The philosophical primate has some thoughts on being asked to do six impossible things before breakfast. The Faculty Senate asked for his input on a new initiative from the state legislature and board of regents. He responded to the following question:
2. Given increased enrollment and smaller budgets, how can we maintain and improve student success and retention?
That’s a good one, isn’t it. Uh…we can’t. Der. More students and less money: not the way to maintain and improve student success and retention. That’s like asking: given fewer workers and supplies, how can we get this building project finished faster and better?
The pp put it more eloquently.
The board of regents and state legislature can demand whatever they want — they can demand that faculty alter time and space, suspend gravity, and invent perpetual motion machines — but we cannot meet demands for what is simply impossible. When someone insists that you do something impossible, the only correct and sane answer is, “No.” Any response to their demands other than honestly telling them how and why their demands are impossible would simply reinforce their deluded conviction that they can create the results they want by simply insisting that the people and institutions they have power over produce them. Real-world results cannot be produced by fact-ignoring fiat, and hard problems cannot be solved by insisting that someone lower down the totem pole solve them — especially when that insistence is accompanied by a reduction in the resources available to carry out the work needed to fix those problems.

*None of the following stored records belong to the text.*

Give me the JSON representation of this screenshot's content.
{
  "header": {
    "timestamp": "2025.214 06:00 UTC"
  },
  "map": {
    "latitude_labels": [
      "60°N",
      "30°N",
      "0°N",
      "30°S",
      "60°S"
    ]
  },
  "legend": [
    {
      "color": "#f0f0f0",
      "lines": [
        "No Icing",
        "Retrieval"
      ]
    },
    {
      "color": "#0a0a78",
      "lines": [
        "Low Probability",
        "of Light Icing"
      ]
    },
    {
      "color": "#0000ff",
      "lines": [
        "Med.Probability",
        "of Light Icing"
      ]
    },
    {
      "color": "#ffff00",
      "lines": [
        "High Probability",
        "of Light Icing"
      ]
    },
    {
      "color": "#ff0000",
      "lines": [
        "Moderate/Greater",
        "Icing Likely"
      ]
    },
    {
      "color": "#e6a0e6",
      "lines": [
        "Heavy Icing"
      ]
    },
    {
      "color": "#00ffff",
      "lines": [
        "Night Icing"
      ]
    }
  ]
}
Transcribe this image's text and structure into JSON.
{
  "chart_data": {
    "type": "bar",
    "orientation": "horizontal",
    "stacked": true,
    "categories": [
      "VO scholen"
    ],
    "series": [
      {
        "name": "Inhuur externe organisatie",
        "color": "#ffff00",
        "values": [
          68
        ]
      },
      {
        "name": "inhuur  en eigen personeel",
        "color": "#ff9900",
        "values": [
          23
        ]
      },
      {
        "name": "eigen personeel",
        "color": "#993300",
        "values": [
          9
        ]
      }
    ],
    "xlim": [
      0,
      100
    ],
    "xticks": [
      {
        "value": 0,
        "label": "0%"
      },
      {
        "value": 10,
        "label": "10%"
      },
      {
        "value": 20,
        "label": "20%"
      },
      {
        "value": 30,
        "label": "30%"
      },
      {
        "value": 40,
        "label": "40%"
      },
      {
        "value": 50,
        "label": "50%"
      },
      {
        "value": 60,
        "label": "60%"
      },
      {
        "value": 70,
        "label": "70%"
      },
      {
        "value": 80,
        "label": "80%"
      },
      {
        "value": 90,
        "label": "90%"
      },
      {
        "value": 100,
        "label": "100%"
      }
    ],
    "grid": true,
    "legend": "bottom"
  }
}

So don’t ask insulting questions. If you have to impose increased enrollment and smaller budgets, don’t ask the proles how they can do even better.
It is a fundamental principle of ethics (my field of study) that “ought implies can,” which simply means that one cannot be obligated to do something that is not in one’s power to do. Surely at some level the powers that be must be aware of the self-contradictory nature of their demands, and that those demands cannot be met — but if they are not aware, that does not obligate us to nevertheless try to meet those demands. If we are obligated to do anything, it is to make them aware that their demands are impossible, and to explain why. In other words, we are obligated to educate them — which, after all, is our calling.
School those powers that be. School them good.